Another objection to the prosecution of Pinochet by Judge Baltazar Garzón is based on nationalism: the violation of national sovereignty implied in judging the ex-dictator outside his own country. This is an extraordinarily anachronistic argument which ignores the current historical moment of globalisation, the systematic erosion of borders and of the nineteenth-century concept of the nation state. The economy has led the great modern onslaught against this narrow and exclusive view of sovereignty, which is incompatible with the interdependence that the development of science, technology, information, commerce and culture has established between all the societies of the world at the end of the twentieth century.
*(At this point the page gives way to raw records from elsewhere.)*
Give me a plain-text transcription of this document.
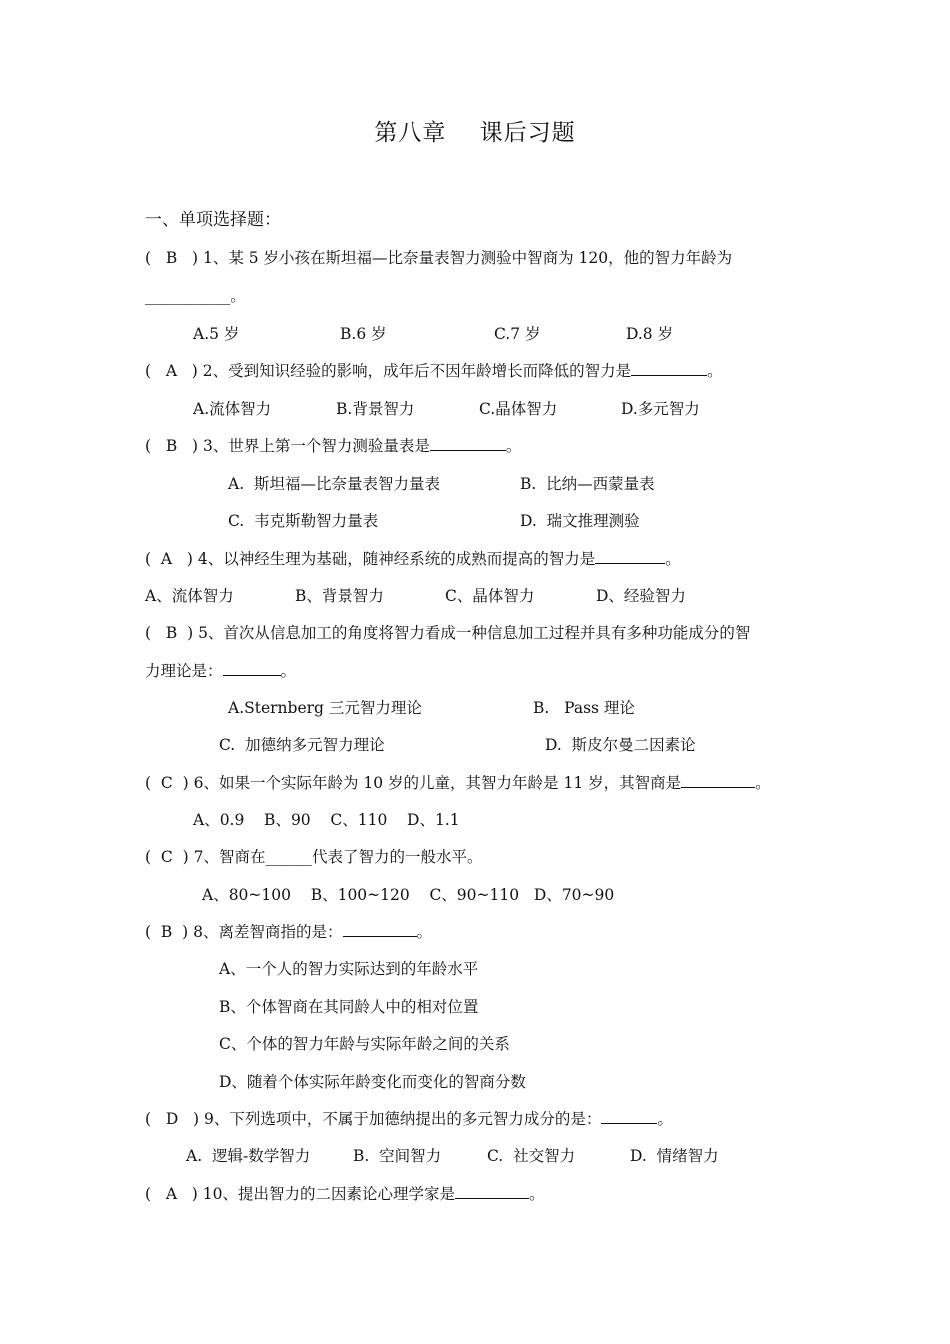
第八章    课后习题
一、单项选择题：
(   B   ) 1、某 5 岁小孩在斯坦福—比奈量表智力测验中智商为 120，他的智力年龄为
___________。
A.5 岁	B.6 岁	C.7 岁	D.8 岁
(   A   ) 2、受到知识经验的影响，成年后不因年龄增长而降低的智力是	。
A.流体智力	B.背景智力	C.晶体智力	D.多元智力
(   B   ) 3、世界上第一个智力测验量表是	。
A.  斯坦福—比奈量表智力量表	B.  比纳—西蒙量表
C.  韦克斯勒智力量表	D.  瑞文推理测验
(  A   ) 4、以神经生理为基础，随神经系统的成熟而提高的智力是	。
A、流体智力	B、背景智力	C、晶体智力	D、经验智力
(   B  ) 5、首次从信息加工的角度将智力看成一种信息加工过程并具有多种功能成分的智
力理论是：	。
A.Sternberg 三元智力理论	B.   Pass 理论
C.  加德纳多元智力理论	D.  斯皮尔曼二因素论
(  C  ) 6、如果一个实际年龄为 10 岁的儿童，其智力年龄是 11 岁，其智商是	。
A、0.9    B、90    C、110    D、1.1
(  C  ) 7、智商在______代表了智力的一般水平。
A、80~100    B、100~120    C、90~110   D、70~90
(  B  ) 8、离差智商指的是：	。
A、一个人的智力实际达到的年龄水平
B、个体智商在其同龄人中的相对位置
C、个体的智力年龄与实际年龄之间的关系
D、随着个体实际年龄变化而变化的智商分数
(   D   ) 9、下列选项中，不属于加德纳提出的多元智力成分的是：	。
A.  逻辑-数学智力	B.  空间智力	C.  社交智力	D.  情绪智力
(   A   ) 10、提出智力的二因素论心理学家是	。
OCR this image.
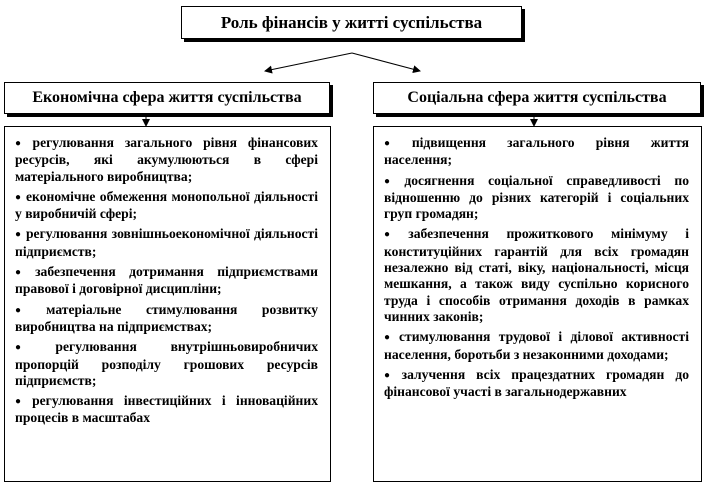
Роль фінансів у житті суспільства
Економічна сфера життя суспільства	Соціальна сфера життя суспільства
● регулювання загального рівня фінансових ресурсів, які акумулюються в сфері матеріального виробництва;
● економічне обмеження монопольної діяльності у виробничій сфері;
● регулювання зовнішньоекономічної діяльності підприємств;
● забезпечення дотримання підприємствами правової і договірної дисципліни;
● матеріальне стимулювання розвитку виробництва на підприємствах;
● регулювання внутрішньовиробничих пропорцій розподілу грошових ресурсів підприємств;
● регулювання інвестиційних і інноваційних процесів в масштабах
● підвищення загального рівня життя населення;
● досягнення соціальної справедливості по відношенню до різних категорій і соціальних груп громадян;
● забезпечення прожиткового мінімуму і конституційних гарантій для всіх громадян незалежно від статі, віку, національності, місця мешкання, а також виду суспільно корисного труда і способів отримання доходів в рамках чинних законів;
● стимулювання трудової і ділової активності населення, боротьби з незаконними доходами;
● залучення всіх працездатних громадян до фінансової участі в загальнодержавних
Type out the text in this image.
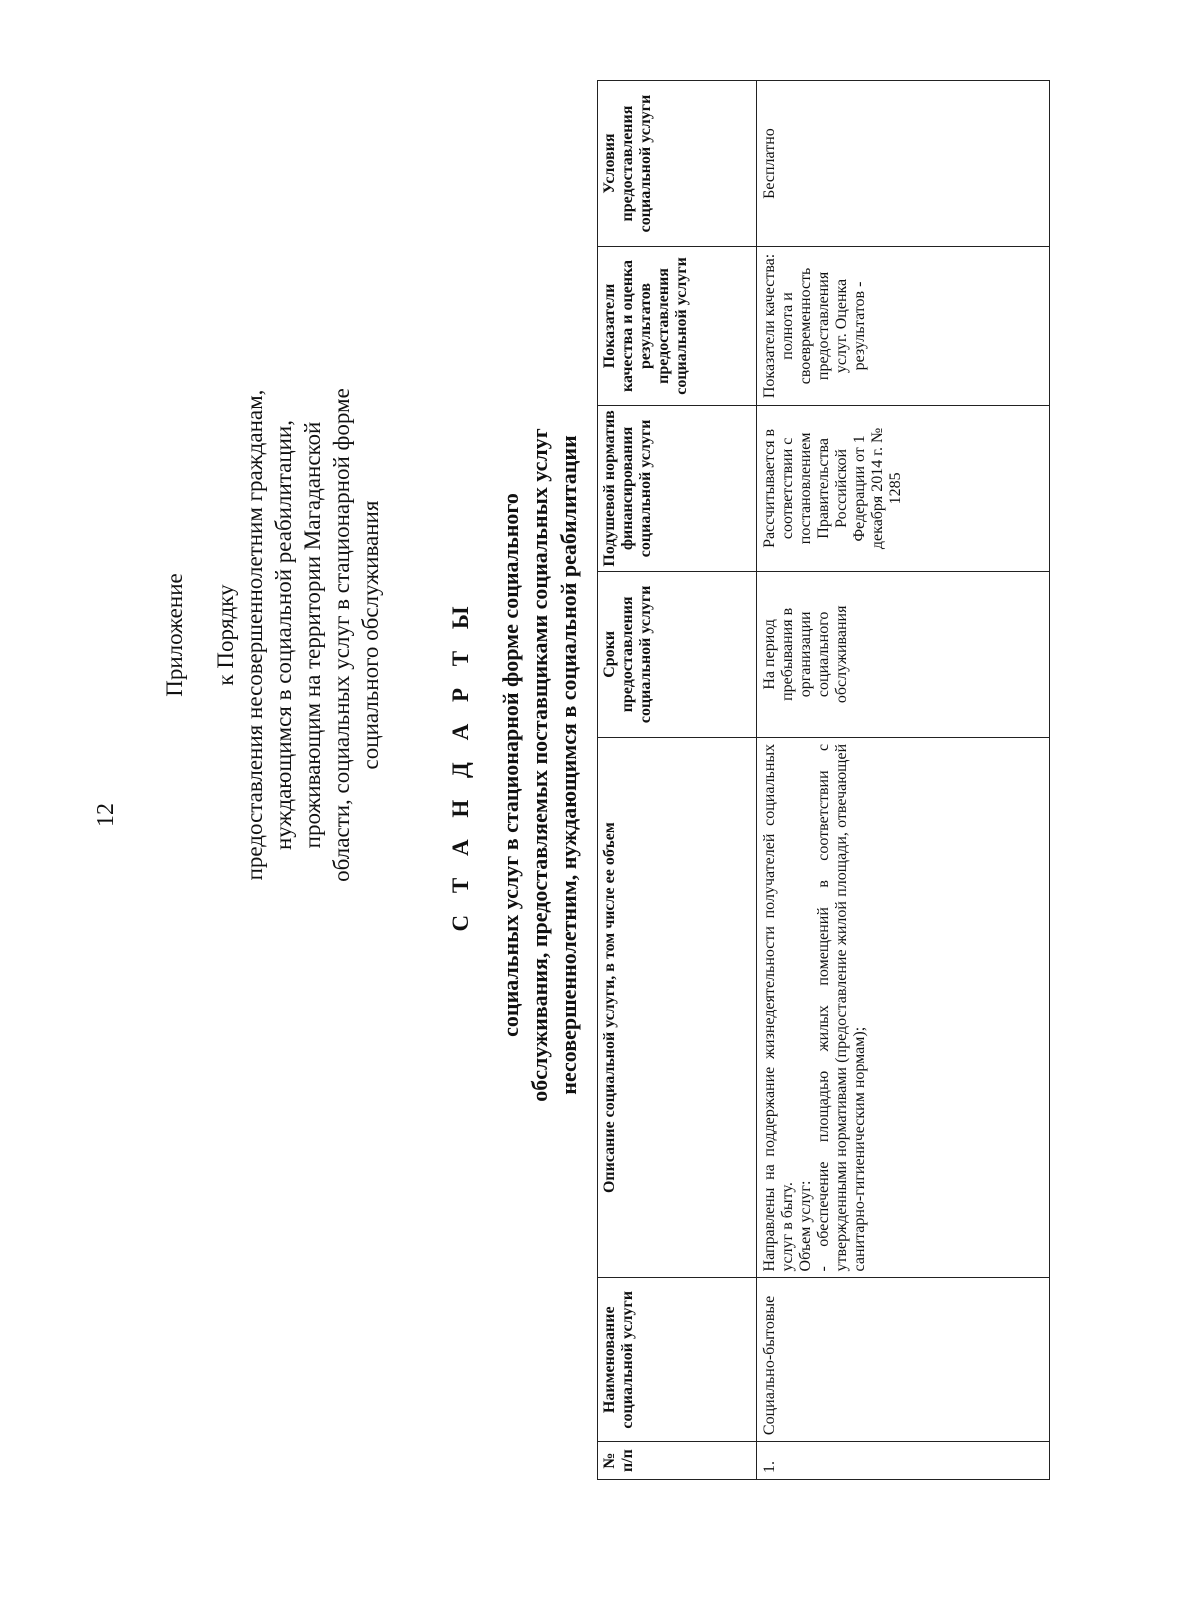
12
Приложение к Порядку предоставления несовершеннолетним гражданам, нуждающимся в социальной реабилитации, проживающим на территории Магаданской области, социальных услуг в стационарной форме социального обслуживания	С Т А Н Д А Р Т Ы социальных услуг в стационарной форме социального обслуживания, предоставляемых поставщиками социальных услуг несовершеннолетним, нуждающимся в социальной реабилитации
№ п/п	Наименование социальной услуги	Описание социальной услуги, в том числе ее объем	Сроки предоставления социальной услуги	Подушевой норматив финансирования социальной услуги	Показатели качества и оценка результатов предоставления социальной услуги	Условия предоставления социальной услуги
1.	Социально-бытовые	Направлены на поддержание жизнедеятельности получателей социальных услуг в быту. Объем услуг: - обеспечение площадью жилых помещений в соответствии с утвержденными нормативами (предоставление жилой площади, отвечающей санитарно-гигиеническим нормам);	На период пребывания в организации социального обслуживания	Рассчитывается в соответствии с постановлением Правительства Российской Федерации от 1 декабря 2014 г. № 1285	Показатели качества: полнота и своевременность предоставления услуг. Оценка результатов -	Бесплатно
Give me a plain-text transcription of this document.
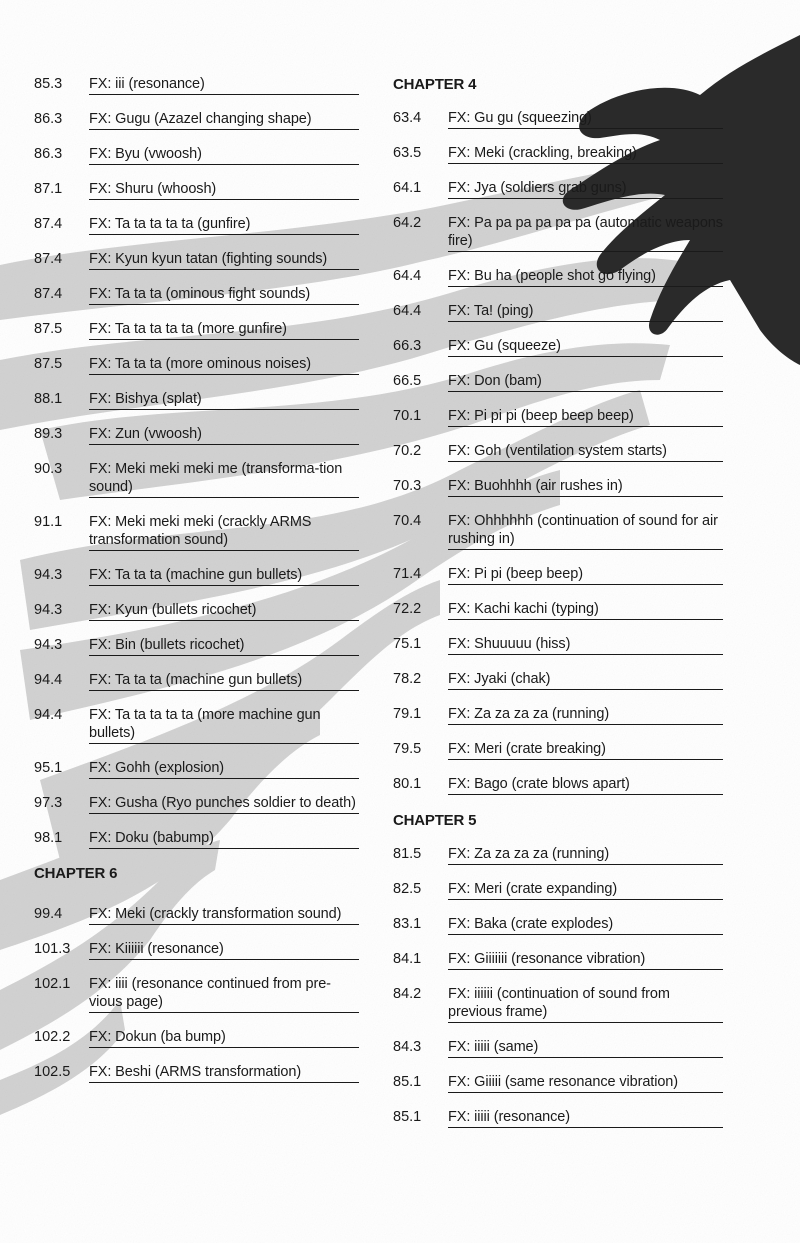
85.3	FX: iii (resonance)
86.3	FX: Gugu (Azazel changing shape)
86.3	FX: Byu (vwoosh)
87.1	FX: Shuru (whoosh)
87.4	FX: Ta ta ta ta ta (gunfire)
87.4	FX: Kyun kyun tatan (fighting sounds)
87.4	FX: Ta ta ta (ominous fight sounds)
87.5	FX: Ta ta ta ta ta (more gunfire)
87.5	FX: Ta ta ta (more ominous noises)
88.1	FX: Bishya (splat)
89.3	FX: Zun (vwoosh)
90.3	FX: Meki meki meki me (transforma-tion sound)
91.1	FX: Meki meki meki (crackly ARMS transformation sound)
94.3	FX: Ta ta ta (machine gun bullets)
94.3	FX: Kyun (bullets ricochet)
94.3	FX: Bin (bullets ricochet)
94.4	FX: Ta ta ta (machine gun bullets)
94.4	FX: Ta ta ta ta ta (more machine gun bullets)
95.1	FX: Gohh (explosion)
97.3	FX: Gusha (Ryo punches soldier to death)
98.1	FX: Doku (babump)
CHAPTER 6
99.4	FX: Meki (crackly transformation sound)
101.3	FX: Kiiiiii (resonance)
102.1	FX: iiii (resonance continued from pre-vious page)
102.2	FX: Dokun (ba bump)
102.5	FX: Beshi (ARMS transformation)
CHAPTER 4
63.4	FX: Gu gu (squeezing)
63.5	FX: Meki (crackling, breaking)
64.1	FX: Jya (soldiers grab guns)
64.2	FX: Pa pa pa pa pa pa (automatic weapons fire)
64.4	FX: Bu ha (people shot go flying)
64.4	FX: Ta! (ping)
66.3	FX: Gu (squeeze)
66.5	FX: Don (bam)
70.1	FX: Pi pi pi (beep beep beep)
70.2	FX: Goh (ventilation system starts)
70.3	FX: Buohhhh (air rushes in)
70.4	FX: Ohhhhhh (continuation of sound for air rushing in)
71.4	FX: Pi pi (beep beep)
72.2	FX: Kachi kachi (typing)
75.1	FX: Shuuuuu (hiss)
78.2	FX: Jyaki (chak)
79.1	FX: Za za za za (running)
79.5	FX: Meri (crate breaking)
80.1	FX: Bago (crate blows apart)
CHAPTER 5
81.5	FX: Za za za za (running)
82.5	FX: Meri (crate expanding)
83.1	FX: Baka (crate explodes)
84.1	FX: Giiiiiii (resonance vibration)
84.2	FX: iiiiii (continuation of sound from previous frame)
84.3	FX: iiiii (same)
85.1	FX: Giiiii (same resonance vibration)
85.1	FX: iiiii (resonance)
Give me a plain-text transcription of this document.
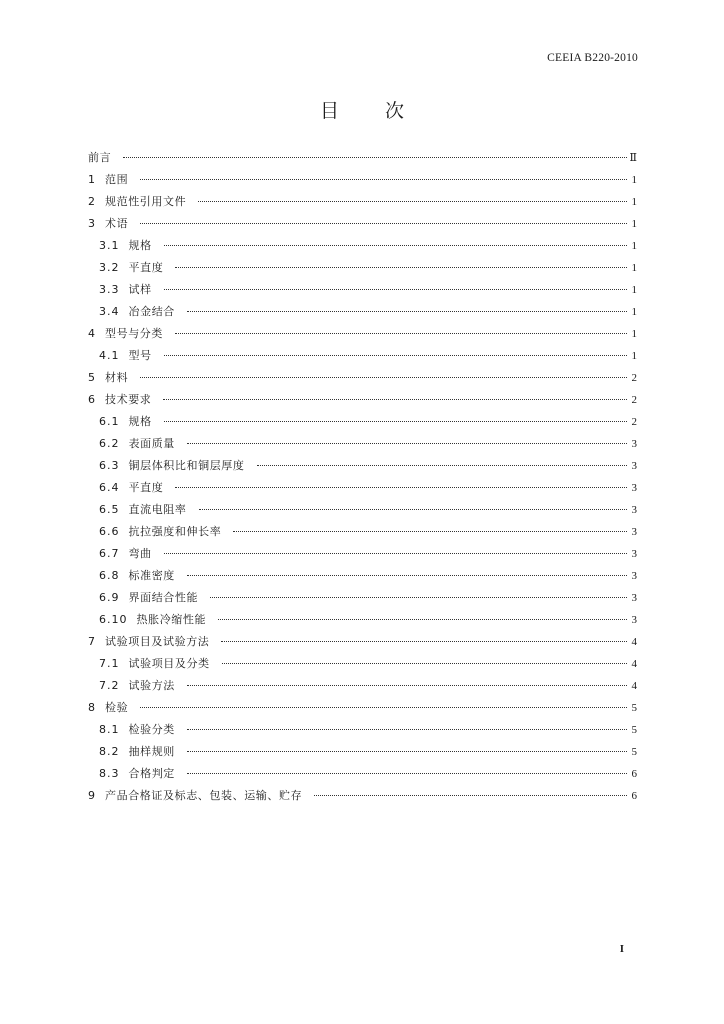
CEEIA B220-2010
目 次
前言	Ⅱ
1 范围	1
2 规范性引用文件	1
3 术语	1
3.1 规格	1
3.2 平直度	1
3.3 试样	1
3.4 冶金结合	1
4 型号与分类	1
4.1 型号	1
5 材料	2
6 技术要求	2
6.1 规格	2
6.2 表面质量	3
6.3 铜层体积比和铜层厚度	3
6.4 平直度	3
6.5 直流电阻率	3
6.6 抗拉强度和伸长率	3
6.7 弯曲	3
6.8 标准密度	3
6.9 界面结合性能	3
6.10 热胀冷缩性能	3
7 试验项目及试验方法	4
7.1 试验项目及分类	4
7.2 试验方法	4
8 检验	5
8.1 检验分类	5
8.2 抽样规则	5
8.3 合格判定	6
9 产品合格证及标志、包装、运输、贮存	6
I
Why should justice be excluded from this general process of internationalisation of contemporary life? In fact, it is not excluded. No one objects if common criminals, drug-runners or smugglers are prosecuted and sentenced outside their ‘countries’; quite the reverse – it is normal for governments to seek the joint action of other countries against their criminals (for example, with regard to terrorism). Why should crimes and abuses against human rights be a separate case? Are these crimes less serious from an ethical or legal point of view?